NEW YORK -- Turmoil returned to U.S. stock markets at Thursday's open as renewed concerns about the U.S. and global economies sent major indexes plunging and pushed gold to a new record high.
The Dow Jones industrial average dropped 480 points, or 4.2%, after falling as much as 528 points. The S&P 500 was down 54 points, or 4.5%; and the Nasdaq Composite lost 126 points, or 5%.
All 30 members of the Dow were in the red, with Bank of America shares plunging 8%. Only three members of the S&P 500 were trading higher.
Investors had bad news hitting them from multiple fronts, including a dismal forecast from Morgan Stanley for global economic growth, and several economic reports that showed significant slowdown in the U.S. economy.
A gloomy report from Morgan Stanley renewed fears over a slowing global economic recovery. The investment bank slashed its global growth outlook for 2011 and 2012, adding that the United States and Europe are "hovering dangerously close to a recession."
Morgan Stanley cut GDP forecasts to 3.9% in 2011 and 3.8% in 2012, down from 4.2% and 4.5%, respectively. Growth will be particularly sluggish in developed nations, with GDP averaging an increase of 1.5%
"The fact that Morgan Stanley has downgraded its global growth forecast really highlights the concerns and problems facing the global economy," said Michael Hewson, market analyst at CMC Markets in London. "It begs investors to question where future growth will come from."
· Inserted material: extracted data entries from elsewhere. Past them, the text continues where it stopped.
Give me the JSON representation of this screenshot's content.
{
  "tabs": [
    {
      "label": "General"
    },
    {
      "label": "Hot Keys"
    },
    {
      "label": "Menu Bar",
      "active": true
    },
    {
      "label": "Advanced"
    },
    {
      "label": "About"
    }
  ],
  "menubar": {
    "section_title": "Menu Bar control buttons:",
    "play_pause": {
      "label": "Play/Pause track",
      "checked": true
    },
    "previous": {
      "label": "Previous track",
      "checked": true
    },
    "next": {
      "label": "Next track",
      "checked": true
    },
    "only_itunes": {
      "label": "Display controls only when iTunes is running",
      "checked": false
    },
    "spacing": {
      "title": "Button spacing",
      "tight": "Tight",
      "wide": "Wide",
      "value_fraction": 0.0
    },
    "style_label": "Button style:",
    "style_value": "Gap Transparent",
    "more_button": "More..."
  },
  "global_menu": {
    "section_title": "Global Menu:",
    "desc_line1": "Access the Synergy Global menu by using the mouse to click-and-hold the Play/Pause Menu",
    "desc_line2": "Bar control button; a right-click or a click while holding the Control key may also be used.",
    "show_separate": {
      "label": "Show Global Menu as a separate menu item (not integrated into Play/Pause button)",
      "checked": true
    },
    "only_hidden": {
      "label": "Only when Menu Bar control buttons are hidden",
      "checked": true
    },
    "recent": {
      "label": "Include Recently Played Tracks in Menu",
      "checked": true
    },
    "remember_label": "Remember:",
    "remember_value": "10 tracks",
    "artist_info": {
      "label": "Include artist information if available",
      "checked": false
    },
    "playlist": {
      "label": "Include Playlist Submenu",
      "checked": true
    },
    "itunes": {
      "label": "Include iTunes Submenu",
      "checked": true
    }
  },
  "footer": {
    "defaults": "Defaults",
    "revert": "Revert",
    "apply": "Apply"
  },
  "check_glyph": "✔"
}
"I think we're seeing a bit of a delayed reaction to the Sarkozy and Merkel meeting earlier this week, as investors realize that policymakers are out of ideas," Hewson said, noting that an unnamed bank tapped the European Central Bank's emergency liquidity fund for $500 million overnight.
Investors moved into traditional safe havens of U.S.-backed bonds and gold. The price on the benchmark 10-year U.S. Treasury jumped, pushing the yield down to a record low yield of 1.99% from 2.16% late Wednesday.
Gold futures for December delivery rose $32.90 to $1,826.90 an ounce, hitting a new intraday record of $1,829.40 eariler in the session.
U.S. stocks ended mixed Wednesday, as investors weighed the latest corporate results against global economic and debt concerns.
Economy: Morgan Stanley's dire commentary was combined with four disappointing U.S. economic reports.
The Labor Department reported that weekly jobless claims rose by a worse-than-expected 9,000 claims to 408,000 in the week ended Aug. 13. Economists surveyed by Briefing.com had expected jobless claims to rise by 5,000 to 400,000 claims.
The government also reported on Thursday that Americans paid more for consumer goods and services in July, as inflation rose more than expected over the month. The Consumer Price Index, rose 0.5% in the month -- led by a 4.7% increase in gas prices from month to month.
Economists expected a 0.2% rise in July, according to a survey from Briefing.com.
After the open, investors got two ugly reports on existing home sales and manufacturing activity.
The Philadelphia Federal Reserve's regional index plunged to a reading of minus 30.7 in July, showing severe contraction in economic activity last month. The number was far worse than expected, with economists expecting a reading of plus 0.5.
The National Association of Realtors said existing home sales dropped by 3.5% in July, far worse than the 2% rise that the market was looking for.
World markets: European stocks were sharply lower in afternoon trading. Britain's FTSE 100 fell 3.7%, the DAX in Germany sank 5.3% and France's CAC 40 tumbled 4%.
Asian markets ended in the red. The Shanghai Composite fell 1.6%, the Hang Seng in Hong Kong dropped 1.3% and Japan's Nikkei shed 1.3%.
Companies: Dow component Hewlett Packard reports its quarterly results after the closing bell on Thursday. Analysts are looking for the computer maker to post a profit of $1.09 per share.
Shares of McGraw Hill Publishers dropped by 5% on Thursday after the Justice Department said it was investigating rating agency McGraw subsidiaryStandard & Poor's for allegedly overrating mortgage-backed securities. The mortgage securities meltdown led to the 2008 financial crisis, according to a report published Thursday.
The stock price for Sears Holdings fell more than 6% after the retailer reported a disappointing quarterly loss of $1.13 per share.
Currencies and commodities: The greenback gained strength against the euro, Japanese yen and the British pound.